Published: 27 February 2007

Abstract

Background

microRNAs (miRNAs) are small, noncoding RNA molecules that are now thought to regulate the expression of many mRNAs. They have been implicated in the etiology of a variety of complex diseases, including Tourette's syndrome, Fragile × syndrome, and several types of cancer.

Results

We hypothesized that schizophrenia might be associated with altered miRNA profiles. To investigate this possibility we compared the expression of 264 human miRNAs from postmortem prefrontal cortex tissue of individuals with schizophrenia (n = 13) or schizoaffective disorder (n = 2) to tissue of 21 psychiatrically unaffected individuals using a custom miRNA microarray.
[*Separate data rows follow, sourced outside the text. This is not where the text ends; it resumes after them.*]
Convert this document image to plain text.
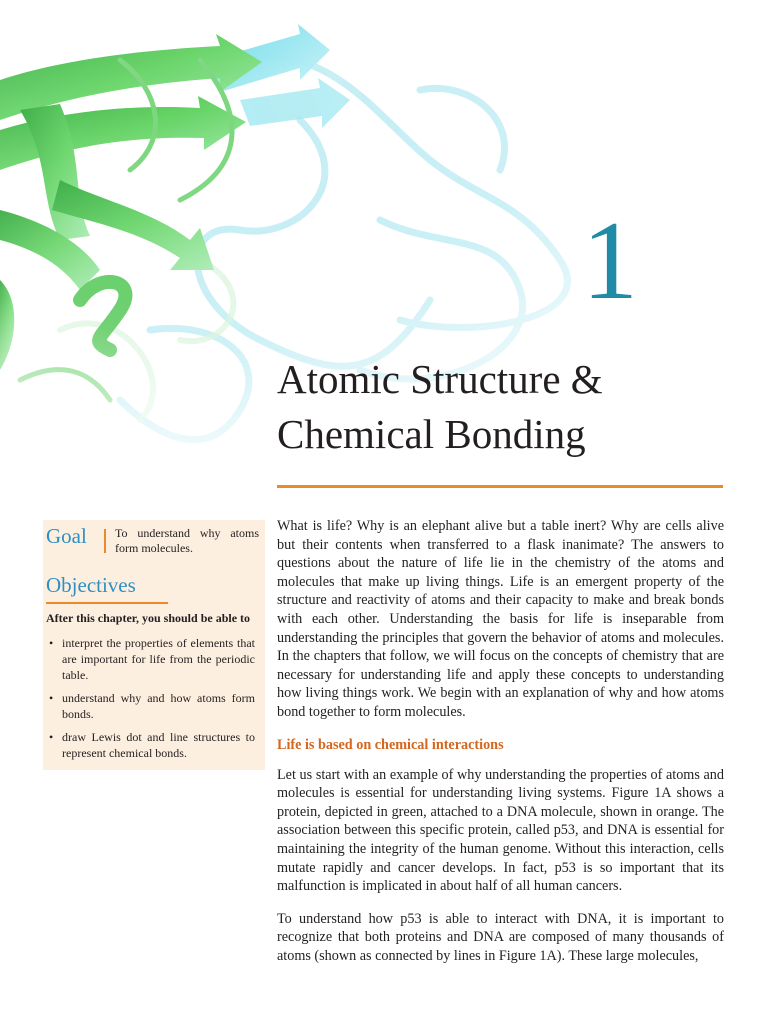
1
Atomic Structure &
Chemical Bonding
Goal To understand why atoms form molecules.
Objectives
After this chapter, you should be able to
• interpret the properties of elements that are important for life from the periodic table.
• understand why and how atoms form bonds.
• draw Lewis dot and line structures to represent chemical bonds.

What is life? Why is an elephant alive but a table inert? Why are cells alive but their contents when transferred to a flask inanimate? The answers to questions about the nature of life lie in the chemistry of the atoms and molecules that make up living things. Life is an emergent property of the structure and reactivity of atoms and their capacity to make and break bonds with each other. Understanding the basis for life is inseparable from understanding the principles that govern the behavior of atoms and molecules. In the chapters that follow, we will focus on the concepts of chemistry that are necessary for understanding life and apply these concepts to understanding how living things work. We begin with an explanation of why and how atoms bond together to form molecules.

Life is based on chemical interactions

Let us start with an example of why understanding the properties of atoms and molecules is essential for understanding living systems. Figure 1A shows a protein, depicted in green, attached to a DNA molecule, shown in orange. The association between this specific protein, called p53, and DNA is essential for maintaining the integrity of the human genome. Without this interaction, cells mutate rapidly and cancer develops. In fact, p53 is so important that its malfunction is implicated in about half of all human cancers.

To understand how p53 is able to interact with DNA, it is important to recognize that both proteins and DNA are composed of many thousands of atoms (shown as connected by lines in Figure 1A). These large molecules,
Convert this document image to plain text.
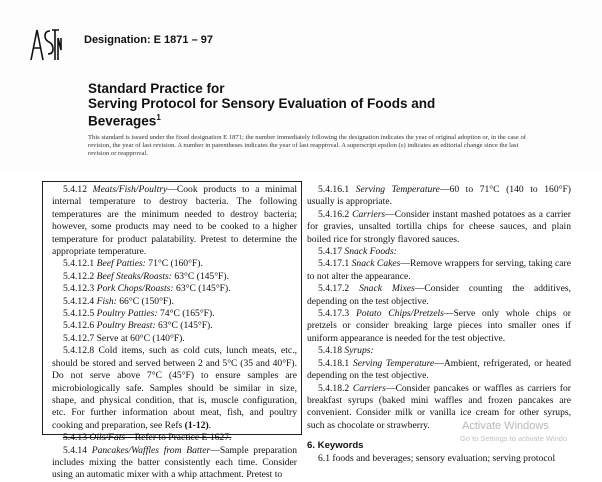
Designation: E 1871 – 97
Standard Practice for
Serving Protocol for Sensory Evaluation of Foods and
Beverages$^1$
This standard is issued under the fixed designation E 1871; the number immediately following the designation indicates the year of original adoption or, in the case of revision, the year of last revision. A number in parentheses indicates the year of last reapproval. A superscript epsilon (ε) indicates an editorial change since the last revision or reapproval.

5.4.12 Meats/Fish/Poultry—Cook products to a minimal internal temperature to destroy bacteria. The following temperatures are the minimum needed to destroy bacteria; however, some products may need to be cooked to a higher temperature for product palatability. Pretest to determine the appropriate temperature.

5.4.12.1 Beef Patties: 71°C (160°F).

5.4.12.2 Beef Steaks/Roasts: 63°C (145°F).

5.4.12.3 Pork Chops/Roasts: 63°C (145°F).

5.4.12.4 Fish: 66°C (150°F).

5.4.12.5 Poultry Patties: 74°C (165°F).

5.4.12.6 Poultry Breast: 63°C (145°F).

5.4.12.7 Serve at 60°C (140°F).

5.4.12.8 Cold items, such as cold cuts, lunch meats, etc., should be stored and served between 2 and 5°C (35 and 40°F). Do not serve above 7°C (45°F) to ensure samples are microbiologically safe. Samples should be similar in size, shape, and physical condition, that is, muscle configuration, etc. For further information about meat, fish, and poultry cooking and preparation, see Refs (1-12).

5.4.13 Oils/Fats—Refer to Practice E 1627.

5.4.14 Pancakes/Waffles from Batter—Sample preparation includes mixing the batter consistently each time. Consider using an automatic mixer with a whip attachment. Pretest to

5.4.16.1 Serving Temperature—60 to 71°C (140 to 160°F) usually is appropriate.

5.4.16.2 Carriers—Consider instant mashed potatoes as a carrier for gravies, unsalted tortilla chips for cheese sauces, and plain boiled rice for strongly flavored sauces.

5.4.17 Snack Foods:

5.4.17.1 Snack Cakes—Remove wrappers for serving, taking care to not alter the appearance.

5.4.17.2 Snack Mixes—Consider counting the additives, depending on the test objective.

5.4.17.3 Potato Chips/Pretzels—Serve only whole chips or pretzels or consider breaking large pieces into smaller ones if uniform appearance is needed for the test objective.

5.4.18 Syrups:

5.4.18.1 Serving Temperature—Ambient, refrigerated, or heated depending on the test objective.

5.4.18.2 Carriers—Consider pancakes or waffles as carriers for breakfast syrups (baked mini waffles and frozen pancakes are convenient. Consider milk or vanilla ice cream for other syrups, such as chocolate or strawberry.

6. Keywords

6.1 foods and beverages; sensory evaluation; serving protocol

Activate Windows
Go to Settings to activate Windo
Allowing a 5% false discovery rate, we found that 16 miRNAs were differentially expressed in prefrontal cortex of patient subjects, with 15 expressed at lower levels (fold change 0.63 to 0.89) and 1 at a higher level (fold change 1.77) than in the psychiatrically unaffected comparison subjects. The expression levels of 12 selected miRNAs were also determined by quantitative RT-PCR in our lab. For the eight miRNAs distinguished by being expressed at lower microarray levels in schizophrenia samples versus comparison samples, seven were also expressed at lower levels with quantitative RT-PCR.

Conclusion

This study is the first to find altered miRNA profiles in postmortem prefrontal cortex from schizophrenia patients.